Nachgedacht April/Mai 2023

Oster-Stein

„Wer wälzt den Stein von der Tür des Grabes?“, fragten die Frauen, als sie am Ostermorgen zum Grab Jesu unterwegs waren. Für sie war der „Oster-Stein“ gerade der, der aus dem Weg geräumt war und den Blick frei gab in das leere Grab. Der dicke Brocken, der das Leben eben nicht unter sich begraben konnte!

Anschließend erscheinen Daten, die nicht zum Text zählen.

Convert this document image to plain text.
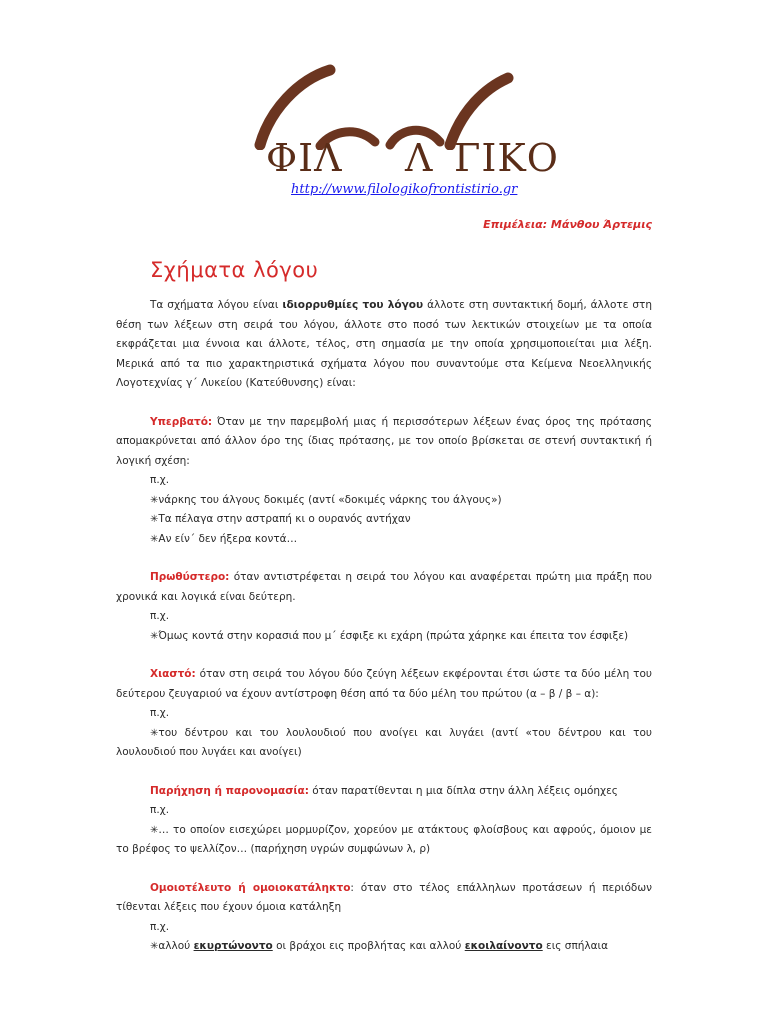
ΦΙΛ Λ ΓΙΚΟ
http://www.filologikofrontistirio.gr
Επιμέλεια: Μάνθου Άρτεμις
Σχήματα λόγου

Τα σχήματα λόγου είναι ιδιορρυθμίες του λόγου άλλοτε στη συντακτική δομή, άλλοτε στη θέση των λέξεων στη σειρά του λόγου, άλλοτε στο ποσό των λεκτικών στοιχείων με τα οποία εκφράζεται μια έννοια και άλλοτε, τέλος, στη σημασία με την οποία χρησιμοποιείται μια λέξη. Μερικά από τα πιο χαρακτηριστικά σχήματα λόγου που συναντούμε στα Κείμενα Νεοελληνικής Λογοτεχνίας γ΄ Λυκείου (Κατεύθυνσης) είναι:

Υπερβατό: Όταν με την παρεμβολή μιας ή περισσότερων λέξεων ένας όρος της πρότασης απομακρύνεται από άλλον όρο της ίδιας πρότασης, με τον οποίο βρίσκεται σε στενή συντακτική ή λογική σχέση:

π.χ.

✳νάρκης του άλγους δοκιμές (αντί «δοκιμές νάρκης του άλγους»)

✳Τα πέλαγα στην αστραπή κι ο ουρανός αντήχαν

✳Αν είν΄ δεν ήξερα κοντά…

Πρωθύστερο: όταν αντιστρέφεται η σειρά του λόγου και αναφέρεται πρώτη μια πράξη που χρονικά και λογικά είναι δεύτερη.

π.χ.

✳Όμως κοντά στην κορασιά που μ΄ έσφιξε κι εχάρη (πρώτα χάρηκε και έπειτα τον έσφιξε)

Χιαστό: όταν στη σειρά του λόγου δύο ζεύγη λέξεων εκφέρονται έτσι ώστε τα δύο μέλη του δεύτερου ζευγαριού να έχουν αντίστροφη θέση από τα δύο μέλη του πρώτου (α – β / β – α):

π.χ.

✳του δέντρου και του λουλουδιού που ανοίγει και λυγάει (αντί «του δέντρου και του λουλουδιού που λυγάει και ανοίγει)

Παρήχηση ή παρονομασία: όταν παρατίθενται η μια δίπλα στην άλλη λέξεις ομόηχες

π.χ.

✳… το οποίον εισεχώρει μορμυρίζον, χορεύον με ατάκτους φλοίσβους και αφρούς, όμοιον με το βρέφος το ψελλίζον… (παρήχηση υγρών συμφώνων λ, ρ)

Ομοιοτέλευτο ή ομοιοκατάληκτο: όταν στο τέλος επάλληλων προτάσεων ή περιόδων τίθενται λέξεις που έχουν όμοια κατάληξη

π.χ.

✳αλλού εκυρτώνοντο οι βράχοι εις προβλήτας και αλλού εκοιλαίνοντο εις σπήλαια
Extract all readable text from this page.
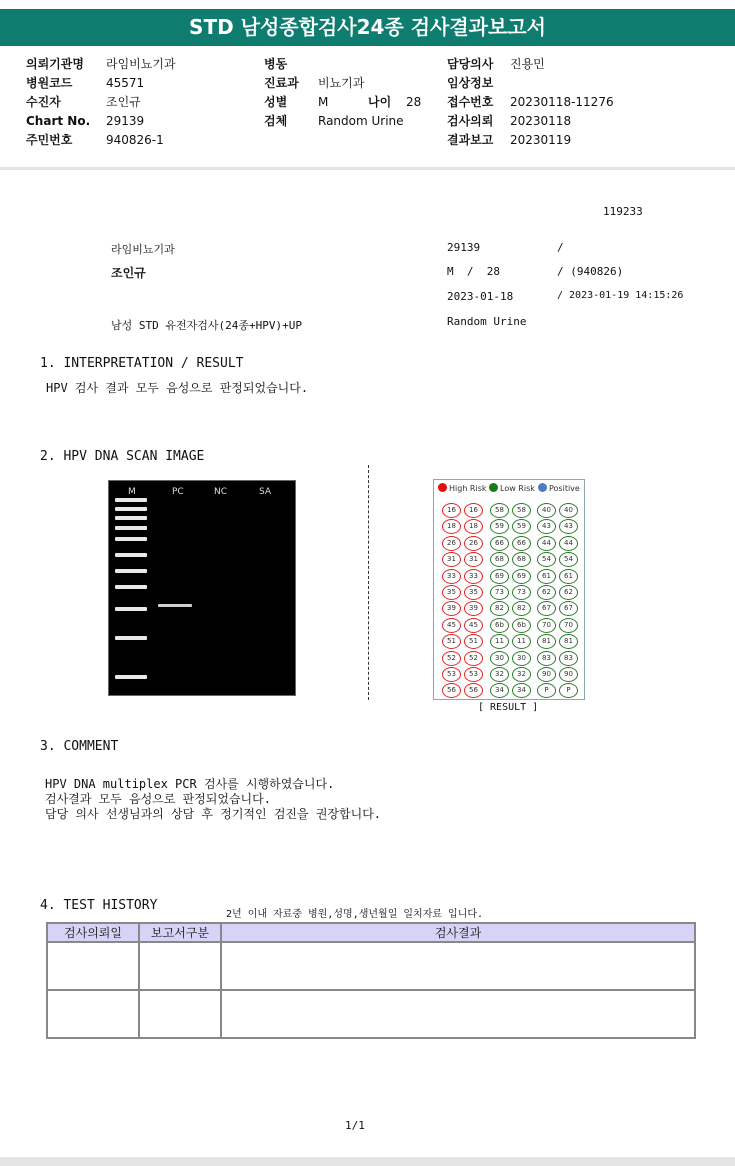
STD 남성종합검사24종 검사결과보고서
의뢰기관명 라임비뇨기과
병원코드	45571
수진자	조인규
Chart No. 29139
주민번호	940826-1
병동
진료과 비뇨기과
성별	M	나이 28
검체	Random Urine
담당의사 진용민
임상정보
접수번호 20230118-11276
검사의뢰 20230118
결과보고 20230119
119233
라임비뇨기과	29139	/
조인규	M  /  28	/ (940826)
2023-01-18	/ 2023-01-19 14:15:26
남성 STD 유전자검사(24종+HPV)+UP	Random Urine
1. INTERPRETATION / RESULT
HPV 검사 결과 모두 음성으로 판정되었습니다.
2. HPV DNA SCAN IMAGE
M	PC	NC	SA	High Risk	Low Risk	Positive
16	16	58	58	40	40
18	18	59	59	43	43
26	26	66	66	44	44
31	31	68	68	54	54
33	33	69	69	61	61
35	35	73	73	62	62
39	39	82	82	67	67
45	45	6b	6b	70	70
51	51	11	11	81	81
52	52	30	30	83	83
53	53	32	32	90	90
56	56	34	34	P	P
[ RESULT ]
3. COMMENT
HPV DNA multiplex PCR 검사를 시행하였습니다.
검사결과 모두 음성으로 판정되었습니다.
담당 의사 선생님과의 상담 후 정기적인 검진을 권장합니다.
4. TEST HISTORY
2년 이내 자료중 병원,성명,생년월일 일치자료 입니다.
검사의뢰일	보고서구분	검사결과

1/1
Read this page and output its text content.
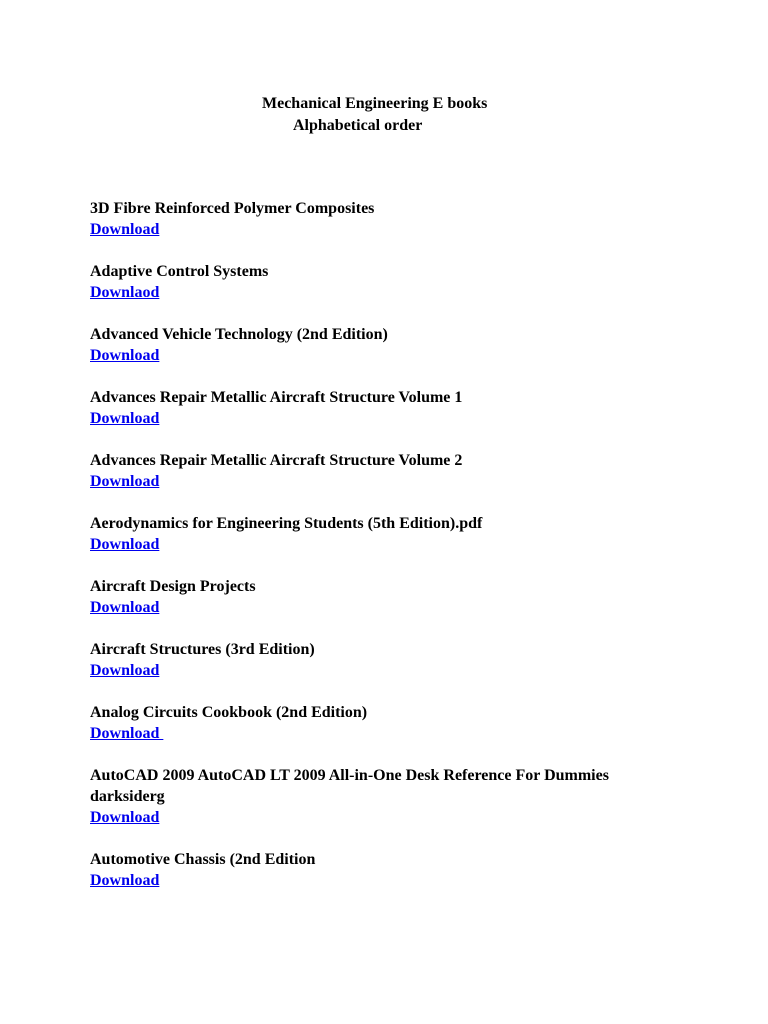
Mechanical Engineering E books
Alphabetical order
3D Fibre Reinforced Polymer Composites
Download
Adaptive Control Systems
Downlaod
Advanced Vehicle Technology (2nd Edition)
Download
Advances Repair Metallic Aircraft Structure Volume 1
Download
Advances Repair Metallic Aircraft Structure Volume 2
Download
Aerodynamics for Engineering Students (5th Edition).pdf
Download
Aircraft Design Projects
Download
Aircraft Structures (3rd Edition)
Download
Analog Circuits Cookbook (2nd Edition)
Download
AutoCAD 2009 AutoCAD LT 2009 All-in-One Desk Reference For Dummies
darksiderg
Download
Automotive Chassis (2nd Edition
Download
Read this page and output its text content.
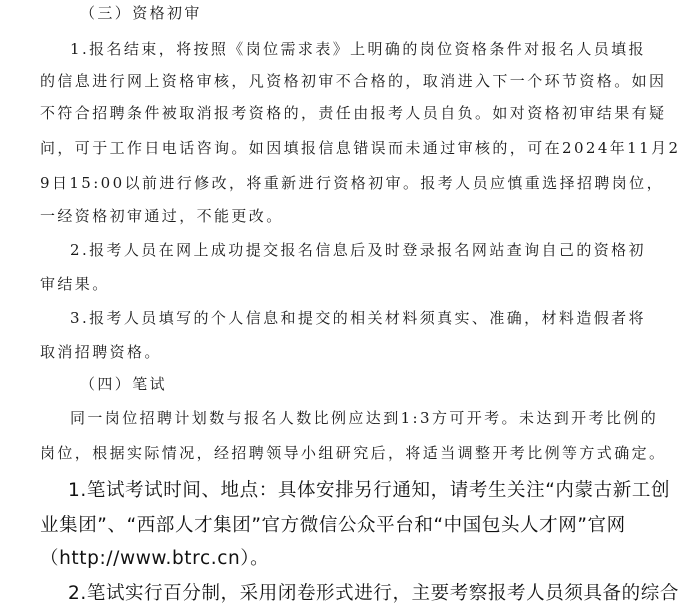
（三）资格初审
1.报名结束，将按照《岗位需求表》上明确的岗位资格条件对报名人员填报
的信息进行网上资格审核，凡资格初审不合格的，取消进入下一个环节资格。如因
不符合招聘条件被取消报考资格的，责任由报考人员自负。如对资格初审结果有疑
问，可于工作日电话咨询。如因填报信息错误而未通过审核的，可在2024年11月2
9日15:00以前进行修改，将重新进行资格初审。报考人员应慎重选择招聘岗位，
一经资格初审通过，不能更改。
2.报考人员在网上成功提交报名信息后及时登录报名网站查询自己的资格初
审结果。
3.报考人员填写的个人信息和提交的相关材料须真实、准确，材料造假者将
取消招聘资格。
（四）笔试
同一岗位招聘计划数与报名人数比例应达到1:3方可开考。未达到开考比例的
岗位，根据实际情况，经招聘领导小组研究后，将适当调整开考比例等方式确定。
1.笔试考试时间、地点：具体安排另行通知，请考生关注“内蒙古新工创
业集团”、“西部人才集团”官方微信公众平台和“中国包头人才网”官网
（http://www.btrc.cn）。
2.笔试实行百分制，采用闭卷形式进行，主要考察报考人员须具备的综合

Anders mein „Oster-Stein“: Er wurde mir geradewegs vor die Füße – nein, gewälzt nicht! (Das wäre bei einer Seitenlänge von 4 cm wahrlich übertrieben!) Aber vielleicht doch gelegt – mir so vor die Füße gelegt, dass ich ihn aufheben musste.
Gefunden habe ich ihn am 10. November 1989 an der Ostsee.

Wir waren zur Beerdigung einer Freundin gefahren. Weil wir schon ganz früh hatten starten müssen, waren wir am Vortag zeitig zur Ruhe gegangen. Und hatten so am Abend die aufregende Nachricht von der Öffnung der innerdeutschen Grenze regelrecht verschlafen. Erst unterwegs hörten wir aus dem Radio davon.

Vor Beginn des Trauergottesdienstes war noch eine Stunde Zeit. Ich wollte ein wenig für mich sein und lief den Strand entlang. Da fand ich den Stein. War es zunächst sein kleines Löchlein an der Unterseite, das mich den „Hühnergott“ aufheben ließ? Ich weiß es nicht mehr.

Doch dann fiel mir die Vorderseite ins Auge: Der Stein sieht aus wie ein Hügel. Vorn eine große Öffnung – wie der Eingang zu einer Höhle. Der Grabeshöhle? Eine schemenhafte Gestalt steht darinnen. Ist das der Engel, der sagt: „Jesus ist nicht mehr im Grab. Er ist auferstanden. Er lebt!“ – der?

Ich habe sie so gedeutet. Seine Botschaft hat mich an diesem Tag doppelt berührt:Gleich würden wir die tote Freundin ins Grab legen. Und zugleich in die Hände Gottes – in der Hoffnung, dass er sie auferweckt in das neue Leben in seiner neuen Welt. Weil Jesus für uns „den Stein des Todes“ weggewälzt und den Zugang zum Himmel, zum ewigen Leben eröffnet hat. Von dieser Hoffnung lebe ich. Und gerade an einem offenen Grab muss sie sich bewähren.

Dann waren da die herausgebrochenen Steine aus der Mauer. Wie viele Hoffnungen, menschliche Beziehungen, Lebensmöglichkeiten... hatte die steinerne Grenze förmlich unter sich begraben? Wie viele Menschen waren gestorben, weil sie hinaus in die Freiheit wollten, ihnen die Mauer aber den Weg versperrte? Und auf einmal war geschehen, was viele nicht mehr zu hoffen gewagt hatten: Die Steine waren „weggewälzt“. Sicher – in dem Fall öffnete sich es nicht der Weg zum Himmel. Aber zu einer großen Befreiung, zum Aufatmen schon!

Österliche Hoffnung – sie muss sich immer wieder bewähren – an den Gräbern ebenso wie in den schwierigen gesellschaftlichen Fragen. Doch wenn sie die Kraft hat, dicke, lebensfeindliche Brocken aus dem Weg zu wälzen – sollte sie ihre Kraft nicht auch erweisen, z. B. wenn wir um Frieden in der Ukraine beten oder um Hilfe für die in jeder Hinsicht heikle Lage in Syrien? Oder wenn wir …

Wofür brauchen Sie gerade eine große Portion Osterhoffnung? Schauen Sie doch einmal: Vielleicht finden Sie ja Ihren „Oster-Stein“, der Sie an den Grund zu dieser Hoffnung erinnert und Sie befreit aufatmen lässt!